Consolidated-Vultee, manufacturer of the H&P’s P4Y-2, was no longer in business. Furthermore, the P4Y-2 was not required to follow FAA Order 8300.12 due to its age. However, at the time, it was the failure of H&P to have a CPCP in place that allowed, among other things, for the aircrafts’ corrosion and structural degradations to go unnoticed. In the G-73T Mallard’s case, corrosion had infiltrated the wing structure and fuselage so severely it was difficult to determine where metal began, and sealant ended. The wings suffered from many types of corrosion effects, e.g. crevice or environmental cracking. N2969 and her sister aircraft, were flying on borrowed time.

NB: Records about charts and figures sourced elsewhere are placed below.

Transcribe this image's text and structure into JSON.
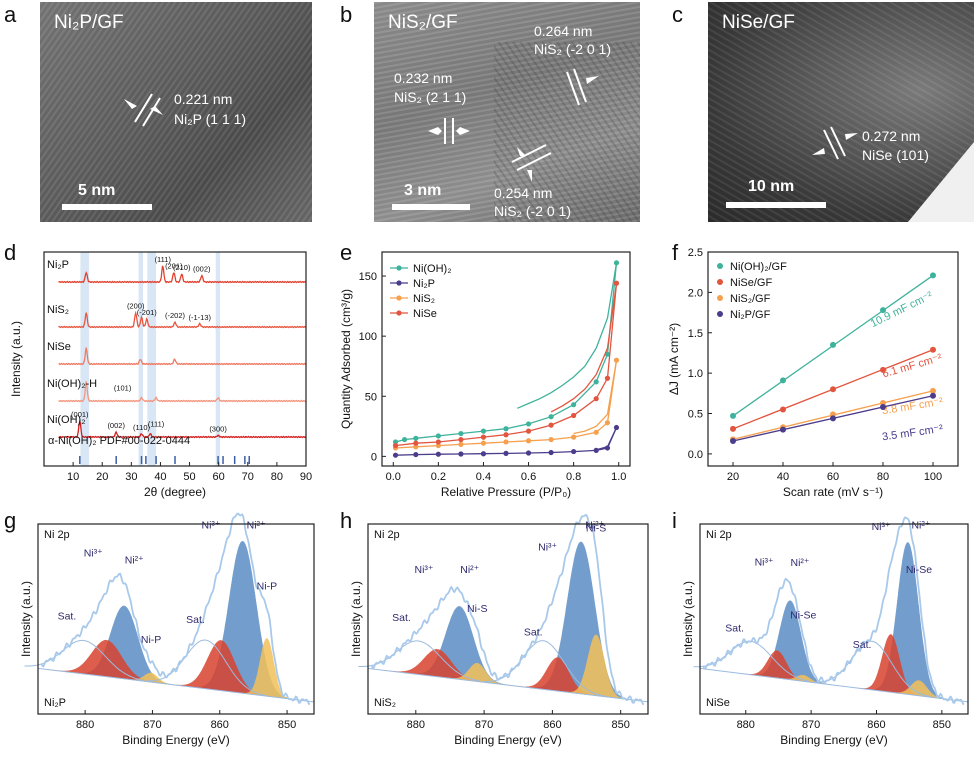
{
  "panels": {
    "a": {
      "letter": "a",
      "title": "Ni₂P/GF",
      "spacing": "0.221 nm",
      "plane": "Ni₂P (1 1 1)",
      "scale": "5 nm"
    },
    "b": {
      "letter": "b",
      "title": "NiS₂/GF",
      "spacing1": "0.264 nm",
      "plane1": "NiS₂ (-2 0 1)",
      "spacing2": "0.232 nm",
      "plane2": "NiS₂ (2 1 1)",
      "spacing3": "0.254 nm",
      "plane3": "NiS₂ (-2 0 1)",
      "scale": "3 nm"
    },
    "c": {
      "letter": "c",
      "title": "NiSe/GF",
      "spacing": "0.272 nm",
      "plane": "NiSe (101)",
      "scale": "10 nm"
    },
    "d": {
      "letter": "d"
    },
    "e": {
      "letter": "e"
    },
    "f": {
      "letter": "f"
    },
    "g": {
      "letter": "g"
    },
    "h": {
      "letter": "h"
    },
    "i": {
      "letter": "i"
    }
  },
  "colors": {
    "teal": "#3fb29b",
    "purple": "#4b3c8c",
    "orange": "#f5a04e",
    "red": "#e2553f",
    "xps_blue": "#5b8dc4",
    "xps_red": "#d8432f",
    "xps_yellow": "#f2c15a"
  },
  "chart_data": [
    {
      "id": "d",
      "type": "line",
      "xlabel": "2θ (degree)",
      "ylabel": "Intensity (a.u.)",
      "xlim": [
        0,
        90
      ],
      "xticks": [
        10,
        20,
        30,
        40,
        50,
        60,
        70,
        80,
        90
      ],
      "series": [
        {
          "name": "Ni₂P",
          "peaks": [
            [
              14.5,
              6
            ],
            [
              40.8,
              10
            ],
            [
              44.6,
              6
            ],
            [
              47.3,
              5
            ],
            [
              54.2,
              4
            ]
          ],
          "labels": [
            {
              "x": 40.8,
              "t": "(111)"
            },
            {
              "x": 44.6,
              "t": "(201)"
            },
            {
              "x": 47.3,
              "t": "(210)"
            },
            {
              "x": 54.2,
              "t": "(002)"
            }
          ]
        },
        {
          "name": "NiS₂",
          "peaks": [
            [
              14.5,
              9
            ],
            [
              31.5,
              9
            ],
            [
              33.5,
              6
            ],
            [
              35.3,
              5
            ],
            [
              45.0,
              3
            ],
            [
              53.5,
              2
            ]
          ],
          "labels": [
            {
              "x": 31.5,
              "t": "(200)"
            },
            {
              "x": 35.3,
              "t": "(-201)"
            },
            {
              "x": 45.0,
              "t": "(-202)"
            },
            {
              "x": 53.5,
              "t": "(-1-13)"
            }
          ]
        },
        {
          "name": "NiSe",
          "peaks": [
            [
              14.5,
              10
            ],
            [
              33.1,
              3
            ],
            [
              44.9,
              3
            ]
          ],
          "labels": []
        },
        {
          "name": "Ni(OH)₂-H",
          "peaks": [
            [
              14.5,
              12
            ],
            [
              33.5,
              2
            ],
            [
              38.5,
              2
            ],
            [
              59.8,
              2
            ]
          ],
          "labels": [
            {
              "x": 27,
              "t": "(101)"
            }
          ]
        },
        {
          "name": "Ni(OH)₂",
          "peaks": [
            [
              12.3,
              10
            ],
            [
              24.8,
              3
            ],
            [
              33.5,
              2
            ],
            [
              36.5,
              2
            ],
            [
              59.8,
              1
            ]
          ],
          "labels": [
            {
              "x": 12.3,
              "t": "(001)"
            },
            {
              "x": 24.8,
              "t": "(002)"
            },
            {
              "x": 33.5,
              "t": "(110)"
            },
            {
              "x": 38.5,
              "t": "(111)"
            },
            {
              "x": 59.8,
              "t": "(300)"
            }
          ]
        }
      ],
      "reference": {
        "name": "α-Ni(OH)₂ PDF#00-022-0444",
        "sticks": [
          12.3,
          24.8,
          33.5,
          35.0,
          38.5,
          45.0,
          59.8,
          61.5,
          65.5,
          69.0,
          70.5
        ]
      },
      "highlight_bands": [
        [
          12.5,
          15.5
        ],
        [
          32.5,
          34
        ],
        [
          35.5,
          38.5
        ],
        [
          59,
          60.5
        ]
      ]
    },
    {
      "id": "e",
      "type": "line",
      "xlabel": "Relative Pressure (P/P₀)",
      "ylabel": "Quantity Adsorbed (cm³/g)",
      "xlim": [
        -0.05,
        1.05
      ],
      "ylim": [
        -8,
        170
      ],
      "xticks": [
        0.0,
        0.2,
        0.4,
        0.6,
        0.8,
        1.0
      ],
      "yticks": [
        0,
        50,
        100,
        150
      ],
      "legend": "top-left",
      "series": [
        {
          "name": "Ni(OH)₂",
          "color": "#3fb29b",
          "ads": [
            [
              0.01,
              12
            ],
            [
              0.05,
              14
            ],
            [
              0.1,
              15
            ],
            [
              0.2,
              17
            ],
            [
              0.3,
              19
            ],
            [
              0.4,
              21
            ],
            [
              0.5,
              23
            ],
            [
              0.6,
              27
            ],
            [
              0.7,
              33
            ],
            [
              0.8,
              43
            ],
            [
              0.9,
              62
            ],
            [
              0.95,
              85
            ],
            [
              0.99,
              161
            ]
          ],
          "des": [
            [
              0.99,
              161
            ],
            [
              0.95,
              115
            ],
            [
              0.9,
              90
            ],
            [
              0.85,
              75
            ],
            [
              0.8,
              66
            ],
            [
              0.75,
              59
            ],
            [
              0.7,
              53
            ],
            [
              0.65,
              48
            ],
            [
              0.6,
              44
            ],
            [
              0.55,
              40
            ]
          ]
        },
        {
          "name": "Ni₂P",
          "color": "#4b3c8c",
          "ads": [
            [
              0.01,
              1
            ],
            [
              0.1,
              1.5
            ],
            [
              0.2,
              1.8
            ],
            [
              0.3,
              2
            ],
            [
              0.4,
              2.2
            ],
            [
              0.5,
              2.5
            ],
            [
              0.6,
              2.8
            ],
            [
              0.7,
              3.2
            ],
            [
              0.8,
              4
            ],
            [
              0.9,
              5
            ],
            [
              0.95,
              7
            ],
            [
              0.99,
              24
            ]
          ],
          "des": [
            [
              0.99,
              24
            ],
            [
              0.95,
              8
            ],
            [
              0.9,
              5.5
            ]
          ]
        },
        {
          "name": "NiS₂",
          "color": "#f5a04e",
          "ads": [
            [
              0.01,
              7
            ],
            [
              0.1,
              8
            ],
            [
              0.2,
              9
            ],
            [
              0.3,
              10
            ],
            [
              0.4,
              11
            ],
            [
              0.5,
              12
            ],
            [
              0.6,
              13
            ],
            [
              0.7,
              14
            ],
            [
              0.8,
              16
            ],
            [
              0.9,
              20
            ],
            [
              0.95,
              28
            ],
            [
              0.99,
              80
            ]
          ],
          "des": [
            [
              0.99,
              80
            ],
            [
              0.95,
              35
            ],
            [
              0.9,
              25
            ],
            [
              0.85,
              21
            ],
            [
              0.8,
              19
            ]
          ]
        },
        {
          "name": "NiSe",
          "color": "#e2553f",
          "ads": [
            [
              0.01,
              9
            ],
            [
              0.1,
              11
            ],
            [
              0.2,
              12
            ],
            [
              0.3,
              14
            ],
            [
              0.4,
              16
            ],
            [
              0.5,
              18
            ],
            [
              0.6,
              21
            ],
            [
              0.7,
              26
            ],
            [
              0.8,
              34
            ],
            [
              0.9,
              48
            ],
            [
              0.95,
              65
            ],
            [
              0.99,
              144
            ]
          ],
          "des": [
            [
              0.99,
              144
            ],
            [
              0.95,
              90
            ],
            [
              0.9,
              68
            ],
            [
              0.85,
              56
            ],
            [
              0.8,
              48
            ],
            [
              0.75,
              42
            ],
            [
              0.7,
              37
            ]
          ]
        }
      ]
    },
    {
      "id": "f",
      "type": "scatter",
      "xlabel": "Scan rate (mV s⁻¹)",
      "ylabel": "ΔJ (mA cm⁻²)",
      "xlim": [
        10,
        110
      ],
      "ylim": [
        -0.15,
        2.5
      ],
      "xticks": [
        20,
        40,
        60,
        80,
        100
      ],
      "yticks": [
        0.0,
        0.5,
        1.0,
        1.5,
        2.0,
        2.5
      ],
      "legend": "top-left",
      "series": [
        {
          "name": "Ni(OH)₂/GF",
          "color": "#3fb29b",
          "x": [
            20,
            40,
            60,
            80,
            100
          ],
          "y": [
            0.47,
            0.91,
            1.35,
            1.78,
            2.21
          ],
          "label": "10.9 mF cm⁻²"
        },
        {
          "name": "NiSe/GF",
          "color": "#e2553f",
          "x": [
            20,
            40,
            60,
            80,
            100
          ],
          "y": [
            0.31,
            0.55,
            0.8,
            1.04,
            1.29
          ],
          "label": "6.1 mF cm⁻²"
        },
        {
          "name": "NiS₂/GF",
          "color": "#f5a04e",
          "x": [
            20,
            40,
            60,
            80,
            100
          ],
          "y": [
            0.18,
            0.33,
            0.49,
            0.63,
            0.78
          ],
          "label": "3.8 mF cm⁻²"
        },
        {
          "name": "Ni₂P/GF",
          "color": "#4b3c8c",
          "x": [
            20,
            40,
            60,
            80,
            100
          ],
          "y": [
            0.16,
            0.3,
            0.44,
            0.58,
            0.72
          ],
          "label": "3.5 mF cm⁻²"
        }
      ]
    },
    {
      "id": "g",
      "type": "line",
      "title": "Ni 2p",
      "sample": "Ni₂P",
      "xlabel": "Binding Energy (eV)",
      "ylabel": "Intensity (a.u.)",
      "xlim": [
        887,
        846
      ],
      "xticks": [
        880,
        870,
        860,
        850
      ],
      "peaks": [
        {
          "name": "Ni²⁺",
          "c": 856.6,
          "h": 1.0,
          "w": 2.0,
          "color": "#5b8dc4"
        },
        {
          "name": "Ni²⁺",
          "c": 874.2,
          "h": 0.48,
          "w": 2.0,
          "color": "#5b8dc4"
        },
        {
          "name": "Ni³⁺",
          "c": 859.8,
          "h": 0.33,
          "w": 2.0,
          "color": "#d8432f"
        },
        {
          "name": "Ni³⁺",
          "c": 876.8,
          "h": 0.24,
          "w": 2.2,
          "color": "#d8432f"
        },
        {
          "name": "Ni-P",
          "c": 853.0,
          "h": 0.38,
          "w": 1.0,
          "color": "#f2c15a"
        },
        {
          "name": "Ni-P",
          "c": 870.2,
          "h": 0.06,
          "w": 1.0,
          "color": "#f2c15a"
        }
      ],
      "labels": [
        "Sat.",
        "Sat.",
        "Ni³⁺",
        "Ni²⁺",
        "Ni-P",
        "Ni³⁺",
        "Ni²⁺",
        "Ni-P"
      ]
    },
    {
      "id": "h",
      "type": "line",
      "title": "Ni 2p",
      "sample": "NiS₂",
      "xlabel": "Binding Energy (eV)",
      "ylabel": "Intensity (a.u.)",
      "xlim": [
        887,
        846
      ],
      "xticks": [
        880,
        870,
        860,
        850
      ],
      "peaks": [
        {
          "name": "Ni²⁺",
          "c": 855.8,
          "h": 1.0,
          "w": 2.0,
          "color": "#5b8dc4"
        },
        {
          "name": "Ni²⁺",
          "c": 873.6,
          "h": 0.48,
          "w": 2.0,
          "color": "#5b8dc4"
        },
        {
          "name": "Ni³⁺",
          "c": 859.2,
          "h": 0.22,
          "w": 1.6,
          "color": "#d8432f"
        },
        {
          "name": "Ni³⁺",
          "c": 876.8,
          "h": 0.18,
          "w": 2.0,
          "color": "#d8432f"
        },
        {
          "name": "Ni-S",
          "c": 853.6,
          "h": 0.4,
          "w": 1.2,
          "color": "#f2c15a"
        },
        {
          "name": "Ni-S",
          "c": 871.0,
          "h": 0.12,
          "w": 1.2,
          "color": "#f2c15a"
        }
      ],
      "labels": [
        "Sat.",
        "Sat.",
        "Ni³⁺",
        "Ni²⁺",
        "Ni-S",
        "Ni³⁺",
        "Ni²⁺",
        "Ni-S"
      ]
    },
    {
      "id": "i",
      "type": "line",
      "title": "Ni 2p",
      "sample": "NiSe",
      "xlabel": "Binding Energy (eV)",
      "ylabel": "Intensity (a.u.)",
      "xlim": [
        887,
        846
      ],
      "xticks": [
        880,
        870,
        860,
        850
      ],
      "peaks": [
        {
          "name": "Ni²⁺",
          "c": 855.2,
          "h": 1.0,
          "w": 1.6,
          "color": "#5b8dc4"
        },
        {
          "name": "Ni²⁺",
          "c": 873.2,
          "h": 0.52,
          "w": 1.6,
          "color": "#5b8dc4"
        },
        {
          "name": "Ni³⁺",
          "c": 857.8,
          "h": 0.38,
          "w": 1.3,
          "color": "#d8432f"
        },
        {
          "name": "Ni³⁺",
          "c": 875.2,
          "h": 0.18,
          "w": 1.4,
          "color": "#d8432f"
        },
        {
          "name": "Ni-Se",
          "c": 853.5,
          "h": 0.1,
          "w": 1.2,
          "color": "#f2c15a"
        },
        {
          "name": "Ni-Se",
          "c": 871.2,
          "h": 0.04,
          "w": 1.0,
          "color": "#f2c15a"
        }
      ],
      "labels": [
        "Sat.",
        "Sat.",
        "Ni³⁺",
        "Ni²⁺",
        "Ni-Se",
        "Ni³⁺",
        "Ni²⁺",
        "Ni-Se"
      ]
    }
  ]
}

The CPCP, AAIRR, CAMP or other acronym and alphabet programs did not fail to capture the data; the FAA did not miss the signs; the NTSB did not fail to pass on what it knew. What destroyed the Mallard and the two H&P planes was a lack of common sense; this was the root cause of all these accidents. Grumman never expected that the G-73T would have as long a life as it did, operated as a regularly scheduled airliner into the next century. Consolidated-Vultee never designed the P4Y-2 to fly through mountain passes. It was a bomber; it was not designed for the incredible stresses of a firefighter.

As early as 1988, aircraft manufacturers were handed a cold plate of reality when Aloha Airlines flight 243 nearly came apart in flight. Flight hours, how many hours an aircraft spent flying, long thought to be the standard of measure of an aircraft’s lifespan, would need to be replaced with a more telling measure: flight cycles, which measured how many times a plane took off/landed. Aloha 243 was the catalyst to limiting commercial airliner lifetimes. Common sense won out.

Flying Boats, Inc. operated outside the norm as did H&P. The industry gave little thought to flying boats; there were bigger airplanes to worry about. Manufacturers saw no money in designing amphibious 18-seated airplanes or firefighters. Common sense had no means to cultivate in an industry that took no notice. Meanwhile, Mother Nature, often thought by the arrogant to be placed under control, will always play the last card.